The CHP first called for a boycott on March 23, when Özgür Özel, the party’s chair, stood before hundreds of thousands of protesters demonstrating outside City Hall and urged them to boycott companies that he said were profiting from them while supporting the government.
That was followed soon after by İmamoğlu, who called for “millions of people . . . to join the boycott process”, in a social media post apparently sent from prison.
The idea then snowballed.
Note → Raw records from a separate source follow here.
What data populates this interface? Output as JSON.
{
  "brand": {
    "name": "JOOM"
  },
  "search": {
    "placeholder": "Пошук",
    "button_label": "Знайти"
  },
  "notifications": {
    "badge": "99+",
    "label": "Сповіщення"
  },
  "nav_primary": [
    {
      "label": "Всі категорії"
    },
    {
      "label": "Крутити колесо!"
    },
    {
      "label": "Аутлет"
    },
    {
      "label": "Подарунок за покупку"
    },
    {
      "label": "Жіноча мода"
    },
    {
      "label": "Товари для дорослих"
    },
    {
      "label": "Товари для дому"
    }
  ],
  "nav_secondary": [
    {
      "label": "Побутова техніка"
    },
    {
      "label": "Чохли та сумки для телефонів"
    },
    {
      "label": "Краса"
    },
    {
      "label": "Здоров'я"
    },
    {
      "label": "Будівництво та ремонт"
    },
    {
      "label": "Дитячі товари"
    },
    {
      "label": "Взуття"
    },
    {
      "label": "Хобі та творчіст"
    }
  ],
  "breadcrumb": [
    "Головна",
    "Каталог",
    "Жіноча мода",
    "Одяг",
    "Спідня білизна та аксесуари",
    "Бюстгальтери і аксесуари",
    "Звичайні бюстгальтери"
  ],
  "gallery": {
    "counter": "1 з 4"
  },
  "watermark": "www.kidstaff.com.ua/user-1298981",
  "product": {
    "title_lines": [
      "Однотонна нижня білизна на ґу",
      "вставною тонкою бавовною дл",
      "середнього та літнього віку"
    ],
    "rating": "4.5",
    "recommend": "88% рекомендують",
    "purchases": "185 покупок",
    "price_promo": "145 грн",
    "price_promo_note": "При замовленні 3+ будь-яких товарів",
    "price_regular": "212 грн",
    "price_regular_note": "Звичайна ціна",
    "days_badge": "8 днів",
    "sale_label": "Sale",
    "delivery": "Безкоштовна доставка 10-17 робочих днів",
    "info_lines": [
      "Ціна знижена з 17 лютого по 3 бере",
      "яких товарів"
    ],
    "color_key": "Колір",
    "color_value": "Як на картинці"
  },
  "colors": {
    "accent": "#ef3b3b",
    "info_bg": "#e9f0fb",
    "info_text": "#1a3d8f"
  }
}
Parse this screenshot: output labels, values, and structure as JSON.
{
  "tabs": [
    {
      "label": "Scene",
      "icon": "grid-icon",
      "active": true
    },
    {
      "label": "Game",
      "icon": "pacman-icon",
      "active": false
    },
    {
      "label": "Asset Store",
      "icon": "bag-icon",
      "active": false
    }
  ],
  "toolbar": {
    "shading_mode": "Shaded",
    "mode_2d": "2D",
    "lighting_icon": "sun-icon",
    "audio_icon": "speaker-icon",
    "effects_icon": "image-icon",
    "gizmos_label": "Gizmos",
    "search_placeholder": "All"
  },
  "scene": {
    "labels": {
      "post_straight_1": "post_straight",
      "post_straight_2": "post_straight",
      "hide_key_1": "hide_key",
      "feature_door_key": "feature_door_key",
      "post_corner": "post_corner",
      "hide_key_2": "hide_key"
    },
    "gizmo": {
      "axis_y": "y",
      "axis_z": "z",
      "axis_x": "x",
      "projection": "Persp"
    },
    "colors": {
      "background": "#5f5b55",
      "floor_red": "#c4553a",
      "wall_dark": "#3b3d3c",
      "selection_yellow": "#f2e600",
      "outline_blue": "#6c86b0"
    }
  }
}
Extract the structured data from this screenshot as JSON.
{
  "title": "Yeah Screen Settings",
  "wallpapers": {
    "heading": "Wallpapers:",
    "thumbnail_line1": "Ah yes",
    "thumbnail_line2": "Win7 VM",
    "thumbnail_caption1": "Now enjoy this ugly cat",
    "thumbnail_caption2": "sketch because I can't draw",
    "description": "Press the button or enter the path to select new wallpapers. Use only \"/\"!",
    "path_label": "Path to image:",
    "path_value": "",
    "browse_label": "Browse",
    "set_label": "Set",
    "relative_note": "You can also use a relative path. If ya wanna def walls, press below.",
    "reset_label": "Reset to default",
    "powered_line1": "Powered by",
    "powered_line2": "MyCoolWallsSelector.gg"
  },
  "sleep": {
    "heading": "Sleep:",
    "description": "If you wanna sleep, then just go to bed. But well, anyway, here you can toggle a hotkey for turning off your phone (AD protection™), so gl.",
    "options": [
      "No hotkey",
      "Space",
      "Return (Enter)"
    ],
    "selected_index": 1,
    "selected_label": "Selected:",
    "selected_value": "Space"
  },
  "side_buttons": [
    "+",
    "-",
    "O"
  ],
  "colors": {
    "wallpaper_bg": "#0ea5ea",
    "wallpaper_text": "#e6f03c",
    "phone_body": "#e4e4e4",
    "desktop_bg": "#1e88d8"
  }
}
On Tuesday, DBL Entertainment said it had cancelled its participation in a series of big rock concerts it had organised for later this year after its owner called the boycott “treason” and faced a social media storm.
“There seems to be a double process: one organised by the CHP opposition party and the other more spontaneous, led by civil society,” said Berk Esen, an associate professor of political science at Sabanci University in Istanbul. “The concert boycott was not a CHP initiative. The same is true for the consumer boycott.”
Broadening popular support for the boycott would potentially make it harder for the government to portray it as an illegitimate concern. However, Turkish public opinion seems divided on the issue.
Hasan Karakaş, a shopkeeper, said he opposed the boycotts. “You cannot play with people’s bread like this,” he said. “How are people going to pay their families when their bosses don’t give them a pay cheque?”
Others are in favour. Serkan Doğan, a pharmacist, said his business was not on the CHP’s boycott list. But if the boycotts became a regular fixture, he said, “it could become effective as it would show that we can achieve things as a mass group”.